I am seeing my primary care doctor this morning, and I may read him key portions of my blog entry because it details everything better than I could say otherwise. Based on how things go, I'm sure my neurologist and everyone else will get letters, and probably it will be time for a new MRI. My last one was six months ago. It was unchanged, and the plan then was to have the next one in a year unless anything strange happened. This passing storm may or may not mean I'm having a new MRI.
Some things to consider: my vision is fine. When my brain melts occur, I do not experience a dimness in my vision, and I don't see flashes of light. Also, I have spoken at length with a doctor friend, casually, and much of what I have gone through—especially the painful scalp—is consistent with the onset of migraines. Any of the signs of stroke or tumor regrowth along my optic nerves are just not there. My tongue moves fine and I can speak with clarity. I can see colors very well in both eyes. The brain melting for ten seconds is exceedingly weird, but besides this there are no red flags.

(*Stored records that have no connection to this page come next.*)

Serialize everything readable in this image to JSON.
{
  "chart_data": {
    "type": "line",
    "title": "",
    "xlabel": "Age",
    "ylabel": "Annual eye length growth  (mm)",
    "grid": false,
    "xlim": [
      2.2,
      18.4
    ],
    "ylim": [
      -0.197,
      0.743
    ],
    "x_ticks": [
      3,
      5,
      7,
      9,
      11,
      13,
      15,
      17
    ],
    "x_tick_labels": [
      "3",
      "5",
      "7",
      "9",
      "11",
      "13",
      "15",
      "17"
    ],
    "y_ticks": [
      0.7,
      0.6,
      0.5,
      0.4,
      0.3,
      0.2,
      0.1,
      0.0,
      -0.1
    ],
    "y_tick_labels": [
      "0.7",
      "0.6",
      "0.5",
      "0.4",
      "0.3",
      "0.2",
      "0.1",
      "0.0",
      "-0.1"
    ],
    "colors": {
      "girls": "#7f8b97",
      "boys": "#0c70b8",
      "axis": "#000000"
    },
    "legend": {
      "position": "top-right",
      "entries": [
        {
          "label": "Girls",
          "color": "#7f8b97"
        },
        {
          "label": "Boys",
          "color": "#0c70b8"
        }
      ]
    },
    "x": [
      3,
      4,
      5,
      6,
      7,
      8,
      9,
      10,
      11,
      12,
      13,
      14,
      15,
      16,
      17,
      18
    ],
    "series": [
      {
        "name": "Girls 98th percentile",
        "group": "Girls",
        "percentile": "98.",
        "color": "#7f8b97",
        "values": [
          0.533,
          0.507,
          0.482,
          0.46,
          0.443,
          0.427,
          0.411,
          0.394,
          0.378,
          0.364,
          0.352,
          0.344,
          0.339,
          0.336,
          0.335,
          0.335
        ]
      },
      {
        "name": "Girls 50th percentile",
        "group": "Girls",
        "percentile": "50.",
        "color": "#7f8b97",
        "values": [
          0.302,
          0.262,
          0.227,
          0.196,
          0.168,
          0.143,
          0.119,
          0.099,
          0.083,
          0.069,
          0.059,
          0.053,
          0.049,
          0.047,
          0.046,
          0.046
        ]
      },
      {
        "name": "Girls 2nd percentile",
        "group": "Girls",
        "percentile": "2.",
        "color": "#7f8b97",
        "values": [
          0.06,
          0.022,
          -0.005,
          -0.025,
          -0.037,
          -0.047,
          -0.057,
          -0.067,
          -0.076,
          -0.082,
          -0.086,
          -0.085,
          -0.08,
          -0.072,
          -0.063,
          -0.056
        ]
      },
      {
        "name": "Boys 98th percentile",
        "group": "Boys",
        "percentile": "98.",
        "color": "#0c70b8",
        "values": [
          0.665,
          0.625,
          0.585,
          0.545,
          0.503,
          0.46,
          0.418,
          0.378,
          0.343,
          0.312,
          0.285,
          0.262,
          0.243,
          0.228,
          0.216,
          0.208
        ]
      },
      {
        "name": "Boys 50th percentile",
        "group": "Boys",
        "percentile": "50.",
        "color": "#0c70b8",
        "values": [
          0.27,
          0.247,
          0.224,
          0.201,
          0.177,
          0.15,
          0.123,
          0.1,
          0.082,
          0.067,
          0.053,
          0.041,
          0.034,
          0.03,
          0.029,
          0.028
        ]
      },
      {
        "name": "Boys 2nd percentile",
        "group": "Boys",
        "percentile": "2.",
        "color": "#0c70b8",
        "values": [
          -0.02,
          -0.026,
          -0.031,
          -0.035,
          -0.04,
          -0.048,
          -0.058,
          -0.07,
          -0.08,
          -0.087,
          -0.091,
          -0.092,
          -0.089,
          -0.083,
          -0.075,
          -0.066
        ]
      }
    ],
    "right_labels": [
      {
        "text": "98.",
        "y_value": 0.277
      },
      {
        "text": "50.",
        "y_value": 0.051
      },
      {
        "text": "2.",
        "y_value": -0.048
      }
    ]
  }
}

I have never had migraines before. I know a lot of craniopharyngioma patients develop them (and just about every other condition, har har) so an educated guess is that I will now be going down the path of managing migraines and figuring out what triggers them in my life.
When my more painful "brain shocks" were a problem (they started in 2010) I was put on Trileptal, an Epilepsy medication used to treat seizures. The brain shocks went away (mostly) and I stopped the Trileptal. Maybe now I will be going back on something like that, a medication that will dull the spiky nerve endings misfiring all over my messed-up brain. It makes sense.
I will write a short update after I see my doctor later this morning. Thank you to everyone who is following me down this bumpy road. You mean the world to me, seriously.